Bottler - 6:43 am on Apr 1, 2004 (gmt 0)

Not entirely sure you've thought through how PageRank works all the way back. Critical to the way PageRank is calculated are respected sources. The PageRank vectors are initially (and in some cases periodically) fed by the value of these initial sources.

Here's an example. Let's say I wanted to rank the intellectual value of every poster on WebmasterWorld. One way I could do this is by simply drawing up a large network of directed connections between individuals where each connection represents a reply by one poster to another poster. I could then assign values to each connection based on the value of the poster who replied and say that a percentage of this value is transferred to the original poster who is being replied to. After applying some normalization at each step, I could build up a value rating for every poster on WebmasterWorld.
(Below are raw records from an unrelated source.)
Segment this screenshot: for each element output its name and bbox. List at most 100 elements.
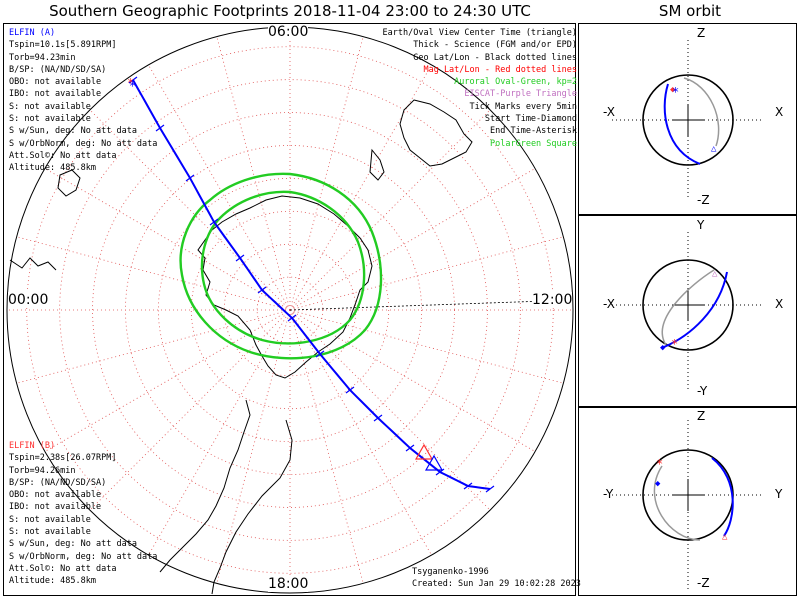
mag-longitude-line: [289, 309, 364, 584]
probe-a-info-line: S: not available: [9, 114, 91, 125]
auroral-oval: [179, 172, 383, 360]
probe-a-info: ELFIN (A) Tspin=10.1s[5.891RPM] Torb=94.2…: [9, 27, 157, 175]
antarctica-coastline: [9, 99, 473, 595]
clock-label-bottom: 18:00: [268, 576, 309, 592]
probe-b-info-line: IBO: not available: [9, 502, 102, 513]
model-credit: Tsyganenko-1996: [412, 567, 489, 577]
sm-panel-xy-frame: [578, 215, 797, 407]
track-tick-mark: [287, 314, 297, 322]
probe-b-info-line: Tspin=2.38s[26.07RPM]: [9, 453, 117, 464]
mag-latlon-grid: [6, 26, 574, 594]
mag-longitude-line: [148, 64, 291, 311]
track-tick-mark: [463, 482, 473, 490]
south-america-coast: [159, 399, 251, 573]
credits: Tsyganenko-1996 Created: Sun Jan 29 10:0…: [412, 566, 581, 591]
geo-meridian-line: [289, 299, 574, 311]
track-tick-mark: [257, 286, 267, 294]
track-tick-mark: [485, 485, 495, 493]
panel1-top-label: Z: [697, 26, 706, 40]
probe-b-info-line: B/SP: (NA/ND/SD/SA): [9, 477, 107, 488]
track-elfin-a: [132, 79, 491, 490]
mag-longitude-line: [289, 309, 564, 384]
auroral-oval-inner: [200, 190, 366, 345]
svg-text:*: *: [672, 85, 679, 99]
sm-panel-yz-frame: [578, 407, 797, 596]
legend-item: EISCAT-Purple Triangle: [464, 89, 577, 100]
clock-label-left: 00:00: [8, 292, 49, 308]
legend-item: End Time-Asterisk: [490, 126, 577, 137]
svg-text:◆: ◆: [655, 479, 661, 489]
map-legend: Earth/Oval View Center Time (triangle) Th…: [383, 27, 577, 150]
mag-longitude-line: [289, 309, 432, 556]
mag-latitude-circle: [59, 79, 521, 541]
legend-item: Auroral Oval-Green, kp=2: [454, 77, 577, 88]
legend-item: Mag Lat/Lon - Red dotted lines: [423, 64, 577, 75]
probe-b-info-line: Att.Sol©: No att data: [9, 563, 117, 574]
legend-item: Tick Marks every 5min: [469, 101, 577, 112]
panel3-right-label: Y: [775, 487, 783, 501]
mag-longitude-line: [289, 236, 564, 311]
mag-longitude-line: [44, 168, 291, 311]
svg-text:△: △: [711, 144, 717, 154]
probe-b-info-line: S: not available: [9, 527, 91, 538]
sm-panel-xy: △ ◆ *: [612, 232, 764, 390]
track-tick-mark: [315, 350, 325, 358]
australia-coast: [399, 99, 473, 167]
probe-b-info-line: Torb=94.26min: [9, 465, 76, 476]
mag-longitude-line: [289, 309, 536, 452]
panel1-left-label: -X: [603, 105, 615, 119]
mag-longitude-line: [16, 236, 291, 311]
probe-b-info-line: S w/Sun, deg: No att data: [9, 539, 137, 550]
created-credit: Created: Sun Jan 29 10:02:28 2023: [412, 579, 581, 590]
track-tick-mark: [345, 386, 355, 394]
probe-b-lines: Tspin=2.38s[26.07RPM] Torb=94.26min B/SP: …: [9, 452, 157, 587]
mag-latitude-circle: [92, 112, 488, 508]
legend-item: Start Time-Diamond: [484, 114, 577, 125]
probe-a-info-line: S w/Sun, deg: No att data: [9, 126, 137, 137]
antarctica-coast: [197, 195, 373, 379]
svg-text:△: △: [722, 532, 728, 542]
view-center-triangle-b: [414, 443, 434, 460]
mag-longitude-line: [289, 36, 364, 311]
probe-b-info-line: Altitude: 485.8km: [9, 576, 96, 587]
svg-text:*: *: [656, 457, 663, 471]
sm-panel-xz-frame: [578, 23, 797, 215]
probe-a-info-line: Tspin=10.1s[5.891RPM]: [9, 40, 117, 51]
probe-a-info-line: B/SP: (NA/ND/SD/SA): [9, 64, 107, 75]
mag-longitude-line: [216, 309, 291, 584]
sm-orbit-panels: ◆ * △ △ ◆ * * ◆ △: [612, 40, 764, 590]
clock-label-right: 12:00: [532, 292, 573, 308]
sm-panel-yz: * ◆ △: [612, 420, 764, 590]
mag-longitude-line: [44, 309, 291, 452]
south-america-coast-2: [211, 419, 293, 595]
end-asterisk-b: *: [127, 76, 134, 90]
track-tick-mark: [155, 124, 165, 132]
track-tick-mark: [209, 218, 219, 226]
panel1-right-label: X: [775, 105, 784, 119]
end-asterisk-a: *: [129, 79, 136, 93]
probe-a-info-line: S w/OrbNorm, deg: No att data: [9, 138, 158, 149]
probe-b-info-line: OBO: not available: [9, 490, 102, 501]
track-tick-mark: [128, 76, 138, 84]
new-zealand-coast: [369, 148, 385, 181]
map-title: Southern Geographic Footprints 2018-11-0…: [49, 2, 531, 20]
probe-a-info-line: OBO: not available: [9, 77, 102, 88]
legend-item: PolarGreen Square: [490, 138, 577, 149]
probe-a-info-line: IBO: not available: [9, 89, 102, 100]
panel2-bottom-label: -Y: [697, 384, 708, 398]
satellite-tracks: **: [127, 76, 495, 493]
legend-item: Earth/Oval View Center Time (triangle): [382, 28, 577, 38]
track-tick-mark: [235, 254, 245, 262]
panel3-bottom-label: -Z: [697, 576, 710, 590]
footprint-map-frame: [3, 23, 576, 596]
clock-label-top: 06:00: [268, 24, 309, 40]
mag-longitude-line: [148, 309, 291, 556]
panel3-left-label: -Y: [603, 487, 614, 501]
probe-b-info-line: S w/OrbNorm, deg: No att data: [9, 551, 158, 562]
track-tick-mark: [185, 174, 195, 182]
probe-b-name: ELFIN (B): [9, 441, 56, 451]
probe-a-info-line: Altitude: 485.8km: [9, 163, 96, 174]
probe-a-name: ELFIN (A): [9, 28, 56, 38]
mag-latitude-circle: [190, 210, 390, 410]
But there is a problem with this model. It is recursively defined and needs starting values. Do I simply give everybody the same initial starting value? If I did this, it might turn out that a lot of dumb guys like to hang out with each other here responding to each others posts humurously or out of boredom and members of this dumb guy group would rise to the top as most valuable posters. Alternatively I could ask Brett Tabke and GoogleGuy to identify (in secret of course ;))a small collection of posters they consider intelligent and knowledgeable on WebmasterWorld. We could assign these people an initial value rating to seed the algorithm described in the previous paragraph. From here we can recursively construct a value rating of all users.
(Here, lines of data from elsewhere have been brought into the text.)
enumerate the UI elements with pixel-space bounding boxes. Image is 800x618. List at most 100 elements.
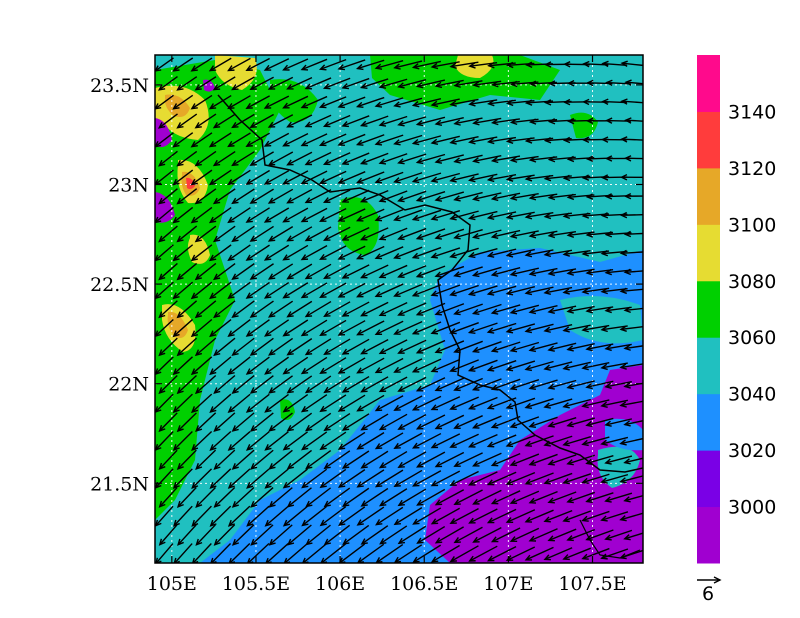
wind-vector-shaft	[563, 361, 591, 370]
wind-vector-shaft	[398, 302, 427, 316]
wind-vector-shaft	[324, 450, 351, 469]
wind-vector-shaft	[625, 307, 643, 312]
y-tick-label: 22.5N	[90, 274, 149, 296]
wind-vector-shaft	[324, 375, 351, 393]
wind-vector-head	[505, 289, 514, 296]
wind-vector-shaft	[268, 226, 294, 242]
wind-vector-shaft	[283, 468, 308, 489]
wind-vector-shaft	[417, 451, 446, 468]
wind-vector-head	[585, 496, 593, 503]
wind-vector-shaft	[435, 489, 465, 506]
wind-vector-shaft	[191, 318, 213, 337]
wind-vector-shaft	[155, 543, 174, 563]
wind-vector-shaft	[450, 173, 479, 182]
wind-vector-head	[411, 138, 420, 146]
wind-vector-head	[249, 235, 257, 242]
wind-vector-shaft	[342, 264, 370, 279]
wind-vector-shaft	[361, 115, 389, 127]
wind-vector-shaft	[375, 208, 404, 221]
wind-vector-head	[300, 64, 309, 71]
wind-vector-head	[378, 424, 387, 431]
wind-vector-shaft	[305, 114, 332, 128]
wind-vector-shaft	[159, 412, 178, 432]
wind-vector-head	[263, 292, 272, 299]
wind-vector-shaft	[177, 487, 197, 508]
wind-vector-shaft	[620, 475, 643, 483]
wind-vector-head	[360, 500, 368, 507]
wind-vector-shaft	[586, 417, 614, 426]
wind-vector-head	[562, 250, 571, 257]
wind-vector-shaft	[338, 171, 366, 184]
wind-vector-shaft	[287, 188, 313, 204]
wind-vector-head	[286, 83, 294, 90]
wind-vector-head	[563, 61, 571, 68]
wind-vector-head	[604, 344, 612, 352]
wind-vector-head	[319, 253, 327, 260]
wind-vector-shaft	[173, 505, 193, 527]
colorbar-label: 3080	[728, 271, 776, 293]
wind-vector-head	[472, 460, 480, 467]
wind-vector-shaft	[338, 431, 366, 450]
wind-vector-head	[245, 292, 253, 299]
wind-vector-head	[263, 216, 272, 223]
wind-vector-head	[341, 158, 349, 165]
wind-vector-head	[547, 80, 556, 87]
wind-vector-shaft	[301, 431, 328, 450]
wind-vector-head	[449, 290, 457, 297]
wind-vector-shaft	[228, 207, 251, 223]
wind-vector-head	[449, 518, 457, 525]
wind-vector-shaft	[380, 525, 408, 545]
wind-vector-shaft	[209, 169, 232, 185]
wind-vector-shaft	[379, 264, 408, 278]
plot-frame	[154, 54, 644, 564]
wind-vector-head	[341, 83, 350, 90]
wind-vector-shaft	[624, 494, 643, 502]
wind-vector-head	[567, 79, 575, 87]
wind-vector-head	[581, 401, 589, 409]
wind-vector-shaft	[435, 303, 465, 315]
wind-vector-shaft	[413, 97, 442, 107]
wind-vector-head	[190, 178, 198, 186]
wind-vector-shaft	[301, 245, 328, 261]
wind-vector-head	[356, 367, 364, 374]
wind-vector-shaft	[210, 468, 232, 489]
wind-vector-head	[323, 500, 331, 508]
wind-vector-head	[543, 212, 552, 220]
wind-vector-head	[341, 386, 350, 393]
wind-vector-shaft	[506, 509, 536, 523]
wind-vector-head	[600, 401, 608, 408]
colorbar-label: 3120	[728, 158, 776, 180]
wind-vector-shaft	[232, 337, 255, 356]
wind-vector-head	[250, 463, 258, 470]
wind-vector-shaft	[283, 170, 309, 185]
wind-vector-shaft	[265, 543, 289, 563]
wind-vector-head	[490, 460, 499, 467]
wind-vector-shaft	[250, 449, 274, 470]
wind-vector-head	[379, 538, 387, 545]
wind-vector-shaft	[413, 507, 442, 525]
wind-vector-shaft	[357, 245, 385, 260]
wind-vector-head	[263, 102, 272, 109]
wind-vector-head	[323, 235, 331, 241]
wind-vector-head	[449, 100, 457, 107]
wind-vector-head	[231, 463, 239, 470]
wind-vector-head	[393, 328, 401, 335]
wind-vector-shaft	[250, 76, 274, 90]
wind-vector-shaft	[320, 96, 347, 108]
wind-vector-head	[509, 346, 518, 353]
wind-vector-shaft	[264, 244, 290, 261]
wind-vector-head	[581, 174, 590, 181]
wind-vector-head	[505, 517, 514, 524]
wind-vector-shaft	[625, 232, 643, 235]
wind-vector-shaft	[173, 468, 193, 489]
wind-vector-shaft	[250, 337, 274, 356]
colorbar-label: 3020	[728, 440, 776, 462]
wind-vector-shaft	[361, 301, 389, 317]
wind-vector-head	[194, 311, 203, 319]
wind-vector-head	[172, 141, 180, 148]
wind-vector-shaft	[601, 399, 628, 407]
wind-vector-head	[378, 82, 387, 89]
wind-vector-head	[286, 159, 294, 166]
wind-vector-shaft	[435, 414, 465, 430]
Herein lies Google's problem. With the number of initial authorities like Yahoo, Looksmart and DMOZ diminishing for them, the likelihood of results being vastly artificially boosted by the popularity of the mere connectedness of the community in which they belong would be very high. Consider for example the large network of teenage gamers out there on the net who have websites and link to each other. Without the appropriate source values, our results could be dominated by the collective opinions of warez kiddies, free porn junkies and Britney Spears fans.

Intellectual property value sources are critical to Google's rankings and Google's serious options for seeding are running out.

 The Google filter is specificly targeted at commercial phrases and mom-and-pop commercial web sites. They could care less if a commercial business did not show up in the natural results

Well if they don't care, then they should care because their users definitely care. When I search for "cheap jewelry", who wants to see some site about a flea market in downtown Nowheresville that some University student bought some fake second-hand jewelry from for his girlfriend one drunken weekend? Or when I search for "fast cars", who wants to see a government report about accident rates on major highways? Commercial searches constitute a huge percentage of all searches.